NOTE 5 – RELATED PARTY TRANSACTIONS

 

Founder Shares

 

On November 29, 2022, the Company issued an aggregate of 1,725,000 founder shares (“Founder Shares”) to the initial shareholders, so that the Sponsor collectively owned 20% of the Company’s issued and outstanding shares after the Initial Public Offering for an aggregate purchase price of $25,000.

 

On July 26, 2024, since the underwriter exercised the over-allotment in full, no Founder Shares are subject to forfeiture.

 

Representative Shares

 

On July 26, 2024, the Company issued 69,000 ordinary shares of $0.0001 par value each to A.G.P (hereafter – the Representative Shares), at the closing of the IPO as part of representative compensation. The shares were accounted for as of July 26, 2024, and received by A.G.P.

 

Private Placement

 

The Company consummated the sale of 206,900 Private Placement Units at a price of $10.00 per Private Placement Unit in a private placement to the Sponsor, generating gross proceeds of $2,069,000 to the Company.

 

Promissory Note — Related Party

 

On December 31, 2023, the Company issued an unsecured promissory note to the Sponsor, pursuant to which the Company may borrow up to an aggregate principal amount of $300,000 (the “Promissory Note”). The Promissory Note is non-interest-bearing and payable on the earlier of (i) December 31, 2024 and (ii) the date on which the Company consummates an IPO or the date on which the Company determines not to conduct the IPO.

 

As of June 30, 2024 and December 31, 2023, the principal amount due and owing under the Promissory Note was $268,815 and $0, respectively.

 

Due to Related Party

 

As of June 30, 2024 and December 31, 2023, the Company had a temporary advance of $8,756 and $8,756 from the Sponsor, respectively. The balance is unsecured, interest-free and has no fixed terms of repayment.

 

On July 29, 2024, the Company paid off the Promissory Note and Amount due to Sponsor which were $298,440 and $83,756, respectively.

 

 

DT CLOUD STAR ACQUISITION CORPORATION

NOTES TO UNAUDITED FINANCIAL STATEMENTS

 

Administrative Services Arrangement

 

An affiliate of the Sponsor will agree that, commencing from the date that the Company’s securities are first listed on Nasdaq through the earlier of the Company’s consummation of a Business Combination and its liquidation, to make available to the Company certain general and administrative services, including office space, administrative and support services, as the Company may require from time to time.
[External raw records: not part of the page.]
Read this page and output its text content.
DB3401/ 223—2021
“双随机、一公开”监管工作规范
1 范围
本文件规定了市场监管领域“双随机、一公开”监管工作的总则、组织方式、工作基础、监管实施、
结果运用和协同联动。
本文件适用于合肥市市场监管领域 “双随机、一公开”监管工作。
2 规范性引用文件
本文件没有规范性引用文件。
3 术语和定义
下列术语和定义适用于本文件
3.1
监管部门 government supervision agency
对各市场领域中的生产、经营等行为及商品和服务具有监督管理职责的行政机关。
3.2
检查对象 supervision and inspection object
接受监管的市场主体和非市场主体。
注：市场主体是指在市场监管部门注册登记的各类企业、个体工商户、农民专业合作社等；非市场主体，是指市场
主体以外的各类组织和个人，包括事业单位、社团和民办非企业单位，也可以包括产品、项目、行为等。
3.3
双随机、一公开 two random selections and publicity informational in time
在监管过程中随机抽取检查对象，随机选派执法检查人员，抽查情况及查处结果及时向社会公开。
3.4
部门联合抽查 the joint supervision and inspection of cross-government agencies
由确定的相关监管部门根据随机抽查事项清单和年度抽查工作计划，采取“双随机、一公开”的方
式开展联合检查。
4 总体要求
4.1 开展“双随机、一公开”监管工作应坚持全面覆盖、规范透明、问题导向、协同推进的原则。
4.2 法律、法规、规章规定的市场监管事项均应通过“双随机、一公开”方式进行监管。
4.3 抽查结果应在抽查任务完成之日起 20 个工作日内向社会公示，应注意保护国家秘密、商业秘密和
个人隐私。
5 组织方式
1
The Company has agreed to pay the affiliate of the Sponsor $10,000 per month for these services commencing on the closing date of this offering for 15 months. $0 was incurred for the services for both six months periods ended June 30, 2024 and 2023. $0 was incurred for the services for both three months periods ended June 30, 2024 and 2023.

 

Working Capital Loans

 

In order to finance transaction costs in connection with a Business Combination, the Sponsor or an affiliate of the Sponsor or certain of the Company’s directors and officers may, but are not obligated to, loan the Company funds as may be required (“Working Capital Loans”). If the Company completes a Business Combination, the Company would repay the Working Capital Loans out of the proceeds of the Trust Account released to the Company. Otherwise, the Working Capital Loans would be repaid only out of funds held outside the Trust Account. In the event that a Business Combination does not close, the Company may use a portion of proceeds held outside the Trust Account to repay the Working Capital Loans, but no proceeds held in the Trust Account would be used to repay the Working Capital Loans. Except for the foregoing, the terms of such Working Capital Loans, if any, have not been determined and no written agreements exist with respect to such loans. The Working Capital Loans would either be repaid upon consummation of a Business Combination, without interest, or, at the lender’s discretion, up to $300,000 converted upon consummation of our business combination into private units at a price of $10.00 per unit. As of June 30, 2024 and December 31, 2023, the principal amount due under the Working Capital Loan was $0.